Palavras chaves: Multipropriedade. Incorporação Imobiliária. Fruição. Divergência jurisprudencial. Tribunal de Justiça de São Paulo.
ABSTRACT: This article aims to carry out an objective and detailed approach to the different understandings in force in the Court of Justice of the State of São Paulo in relation to the adequate calculation of the indemnity for fruition in cases of contractual termination without cause of promise to buy and sell real estate built in a multi-ownership regime. Still, the article discusses the risks arising from this divergence for the real estate sector, which is booming, as this situation has hindered negotiations between the parties involved, as well as family and business financial planning. The divergence of understandings in relation to the calculation of the indemnity for fruition brings legal uncertainty to the business, since the magistrates end up not complying with the current legislation. To address this issue, the article analyzes the concepts, historical and legislative contexts related to the multi-ownership construction system and real estate development, as well as the compensation for fruition. Judicial decisions handed down by the Court of Justice of the State of São Paulo are also analyzed, examining their merits and reasoning. The methodology adopted to carry out this work was based on reviews of specialized literature, as well as research carried out on online platforms that discuss a specific topic.

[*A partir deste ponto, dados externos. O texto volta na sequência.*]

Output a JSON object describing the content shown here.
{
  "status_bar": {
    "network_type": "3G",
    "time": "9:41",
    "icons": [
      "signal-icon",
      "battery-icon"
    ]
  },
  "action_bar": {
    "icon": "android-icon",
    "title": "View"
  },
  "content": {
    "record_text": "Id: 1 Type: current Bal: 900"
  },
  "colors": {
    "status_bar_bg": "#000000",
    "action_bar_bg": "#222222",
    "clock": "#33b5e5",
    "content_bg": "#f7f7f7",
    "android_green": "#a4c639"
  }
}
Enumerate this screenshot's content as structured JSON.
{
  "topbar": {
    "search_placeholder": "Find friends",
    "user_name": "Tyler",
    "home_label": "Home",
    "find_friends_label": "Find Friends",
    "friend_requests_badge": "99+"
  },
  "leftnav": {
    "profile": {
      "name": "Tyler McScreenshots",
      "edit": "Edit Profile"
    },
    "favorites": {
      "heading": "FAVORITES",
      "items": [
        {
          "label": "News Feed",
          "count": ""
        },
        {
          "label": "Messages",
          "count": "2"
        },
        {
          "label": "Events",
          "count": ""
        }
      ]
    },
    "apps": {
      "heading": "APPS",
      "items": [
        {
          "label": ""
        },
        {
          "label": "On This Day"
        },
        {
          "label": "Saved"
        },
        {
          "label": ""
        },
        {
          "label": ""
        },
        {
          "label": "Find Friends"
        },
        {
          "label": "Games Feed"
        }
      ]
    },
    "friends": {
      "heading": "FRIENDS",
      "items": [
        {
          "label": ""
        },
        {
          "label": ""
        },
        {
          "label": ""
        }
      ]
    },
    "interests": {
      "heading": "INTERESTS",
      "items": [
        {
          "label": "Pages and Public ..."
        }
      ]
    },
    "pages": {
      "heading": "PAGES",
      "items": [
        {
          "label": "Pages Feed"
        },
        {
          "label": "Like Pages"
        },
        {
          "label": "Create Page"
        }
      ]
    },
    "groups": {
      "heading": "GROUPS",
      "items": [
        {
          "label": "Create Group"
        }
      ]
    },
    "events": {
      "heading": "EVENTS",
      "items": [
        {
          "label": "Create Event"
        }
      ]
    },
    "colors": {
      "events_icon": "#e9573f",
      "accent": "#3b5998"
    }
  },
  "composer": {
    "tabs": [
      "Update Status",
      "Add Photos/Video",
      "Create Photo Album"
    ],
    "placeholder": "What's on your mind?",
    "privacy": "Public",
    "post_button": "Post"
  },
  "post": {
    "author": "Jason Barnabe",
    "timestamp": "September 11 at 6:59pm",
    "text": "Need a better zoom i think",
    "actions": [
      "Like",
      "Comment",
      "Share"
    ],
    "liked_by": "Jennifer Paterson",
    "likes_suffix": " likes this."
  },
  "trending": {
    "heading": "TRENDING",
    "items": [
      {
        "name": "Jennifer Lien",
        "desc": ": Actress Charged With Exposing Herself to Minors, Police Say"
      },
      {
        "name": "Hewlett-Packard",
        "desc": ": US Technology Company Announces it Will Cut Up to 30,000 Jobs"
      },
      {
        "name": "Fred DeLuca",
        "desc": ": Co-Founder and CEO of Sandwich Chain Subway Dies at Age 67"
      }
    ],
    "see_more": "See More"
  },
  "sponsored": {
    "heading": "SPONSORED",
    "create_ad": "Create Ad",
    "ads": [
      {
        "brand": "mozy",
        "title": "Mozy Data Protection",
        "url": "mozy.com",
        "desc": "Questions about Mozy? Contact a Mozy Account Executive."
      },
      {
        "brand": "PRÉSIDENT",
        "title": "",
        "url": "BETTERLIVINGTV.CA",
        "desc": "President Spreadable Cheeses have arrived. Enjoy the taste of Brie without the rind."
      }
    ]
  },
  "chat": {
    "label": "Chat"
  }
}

Keywords: Timeshare. Real Estate Incorporation. Fruition. Jurisprudential divergence. São Paulo Court of Justice.
1 INTRODUÇÃO
O presente artigo tem como objetivo expor as divergências de entendimento dentro do Tribunal de Justiça do Estado de São Paulo acerca da forma de se calcular a devida indenização por fruição em casos de rescisão contratual imotivada de promessa de compra e venda, de imóvel construído em regime de multipropriedade, por parte do Proeminente Comprador.
A necessidade de se indenizar o Incorporador pelo período em que o imóvel esteve em posse do Proeminente Comprador ao se rescindir a promessa de compra e venda já é tema pacificado nos tribunais e reforçado pela lei 13.786/18, entretanto, o que vem gerando discussão e divergências de entendimentos é a forma como se deve calcular esta indenização quando este imóvel é construído no formato de multipropriedade.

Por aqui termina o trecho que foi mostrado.